Parallele Tonabnehmer am Duplex-Tonarm – der hier mit zwei Mono-Systemen OM D 25 M von Ortofon bestückt ist
Nur wenige der Spezialschallplatten, die man für den ausgefallenen Duplex-Tonarm benötigt, haben die Zeit überlebt.
Blues-LP in Stereo nach dem Aufzeichungs-Verfahren von Emory Cook – heute eine absolute Rarität
Diese nach dem System von Cook aufgezeichnete Stereo-Langspielplatte und der Thorens TD 124 mit binauralem Livingston-Tonarm gehören Alain Erne, einem Restaurator und Sammler alter Phonographen aus der Westschweiz. Erne lobt den Klang: „Die Wiedergabe ist phantastisch – sehr dynamisch und mit außergewöhnlicher Kanaltrennung.“
Zur binauralen Musikwiedergabe benötigten Schallplattenliebhaber 1952 natürlich außer zwei Lautsprechern noch zwei Mono-Vorstufen und zwei Mono-Endstufen. Reichlich kompliziert also – weshalb die amerikanischen Bell Laboratories zur einfacheren Handhabung schon damals einen Stereo-Vollverstärker entwickeln.

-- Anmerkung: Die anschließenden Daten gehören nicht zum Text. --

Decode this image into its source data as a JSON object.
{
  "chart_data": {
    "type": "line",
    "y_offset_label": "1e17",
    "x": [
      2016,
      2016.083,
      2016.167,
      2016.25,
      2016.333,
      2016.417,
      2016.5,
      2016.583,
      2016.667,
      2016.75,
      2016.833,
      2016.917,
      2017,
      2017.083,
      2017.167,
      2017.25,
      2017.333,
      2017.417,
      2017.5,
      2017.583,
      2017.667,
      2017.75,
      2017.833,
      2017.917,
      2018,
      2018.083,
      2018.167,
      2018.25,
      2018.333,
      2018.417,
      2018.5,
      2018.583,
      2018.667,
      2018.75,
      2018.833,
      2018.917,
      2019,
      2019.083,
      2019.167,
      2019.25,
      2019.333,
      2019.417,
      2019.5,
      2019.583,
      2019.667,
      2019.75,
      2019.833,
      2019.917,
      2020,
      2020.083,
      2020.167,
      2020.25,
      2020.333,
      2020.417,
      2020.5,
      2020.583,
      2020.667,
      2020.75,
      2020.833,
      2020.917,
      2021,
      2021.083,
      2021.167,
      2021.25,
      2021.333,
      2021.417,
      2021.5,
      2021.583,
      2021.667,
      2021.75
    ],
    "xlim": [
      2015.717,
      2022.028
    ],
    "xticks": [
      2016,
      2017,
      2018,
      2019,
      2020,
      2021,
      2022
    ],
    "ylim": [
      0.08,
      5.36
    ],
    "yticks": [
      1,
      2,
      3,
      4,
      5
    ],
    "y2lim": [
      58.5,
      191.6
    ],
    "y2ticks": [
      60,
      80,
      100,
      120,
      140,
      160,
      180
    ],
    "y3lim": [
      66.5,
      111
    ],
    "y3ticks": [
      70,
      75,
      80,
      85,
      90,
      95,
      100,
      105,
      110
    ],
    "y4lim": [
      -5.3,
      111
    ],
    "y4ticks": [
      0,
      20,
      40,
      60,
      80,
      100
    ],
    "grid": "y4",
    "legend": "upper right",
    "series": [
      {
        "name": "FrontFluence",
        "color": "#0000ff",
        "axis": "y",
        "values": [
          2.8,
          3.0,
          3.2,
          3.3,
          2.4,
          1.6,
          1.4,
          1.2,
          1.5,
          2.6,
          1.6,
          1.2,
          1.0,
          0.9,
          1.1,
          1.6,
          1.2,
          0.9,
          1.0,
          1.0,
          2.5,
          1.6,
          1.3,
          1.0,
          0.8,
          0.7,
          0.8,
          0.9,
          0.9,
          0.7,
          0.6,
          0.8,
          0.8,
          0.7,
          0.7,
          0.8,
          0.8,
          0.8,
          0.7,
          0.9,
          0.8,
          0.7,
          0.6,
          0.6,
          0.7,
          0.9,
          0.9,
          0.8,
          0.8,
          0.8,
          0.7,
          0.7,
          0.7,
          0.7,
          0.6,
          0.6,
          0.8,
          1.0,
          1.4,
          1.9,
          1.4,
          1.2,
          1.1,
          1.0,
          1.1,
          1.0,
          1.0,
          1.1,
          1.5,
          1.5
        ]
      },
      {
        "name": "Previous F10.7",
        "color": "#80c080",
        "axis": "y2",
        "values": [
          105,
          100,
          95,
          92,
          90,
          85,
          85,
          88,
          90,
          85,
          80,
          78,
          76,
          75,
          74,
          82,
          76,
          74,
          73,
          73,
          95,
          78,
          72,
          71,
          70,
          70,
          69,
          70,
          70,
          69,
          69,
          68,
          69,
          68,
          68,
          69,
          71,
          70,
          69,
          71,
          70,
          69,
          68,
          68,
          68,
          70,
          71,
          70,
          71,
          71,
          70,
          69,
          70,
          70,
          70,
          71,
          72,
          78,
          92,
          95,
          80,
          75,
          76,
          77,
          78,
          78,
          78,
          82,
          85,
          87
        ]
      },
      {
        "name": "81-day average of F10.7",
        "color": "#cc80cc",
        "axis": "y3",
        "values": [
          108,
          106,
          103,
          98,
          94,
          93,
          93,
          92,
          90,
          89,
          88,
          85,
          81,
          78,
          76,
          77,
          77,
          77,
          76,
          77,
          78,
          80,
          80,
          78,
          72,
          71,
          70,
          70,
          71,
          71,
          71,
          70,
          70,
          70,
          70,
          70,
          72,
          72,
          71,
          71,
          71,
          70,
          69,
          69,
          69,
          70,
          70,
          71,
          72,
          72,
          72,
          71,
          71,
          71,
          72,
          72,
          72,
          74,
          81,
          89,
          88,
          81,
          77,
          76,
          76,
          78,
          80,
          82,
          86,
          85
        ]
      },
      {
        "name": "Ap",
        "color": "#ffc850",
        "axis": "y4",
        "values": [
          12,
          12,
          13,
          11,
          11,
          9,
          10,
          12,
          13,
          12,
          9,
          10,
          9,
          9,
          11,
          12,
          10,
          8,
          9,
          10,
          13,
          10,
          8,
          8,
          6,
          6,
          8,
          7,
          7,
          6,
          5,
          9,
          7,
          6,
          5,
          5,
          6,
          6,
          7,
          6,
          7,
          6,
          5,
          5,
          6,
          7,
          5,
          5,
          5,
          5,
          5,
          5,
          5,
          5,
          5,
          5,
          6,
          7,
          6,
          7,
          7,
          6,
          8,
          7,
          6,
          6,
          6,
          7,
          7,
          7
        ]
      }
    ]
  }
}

Den Begriff des Balance-Reglers gibt es damals noch nicht. Der entsprechende Drehknopf an der Frontplatte des Verstärkers ist mit „Binaural“ bezeichnet – und der Lautstärkeregler nicht mit „Volume“, sondern mit „Amplifier“. Ganz in der Technik der Zeit werden für die Phono-Entzerrung sechs verschiedene Schalterstellungen angeboten.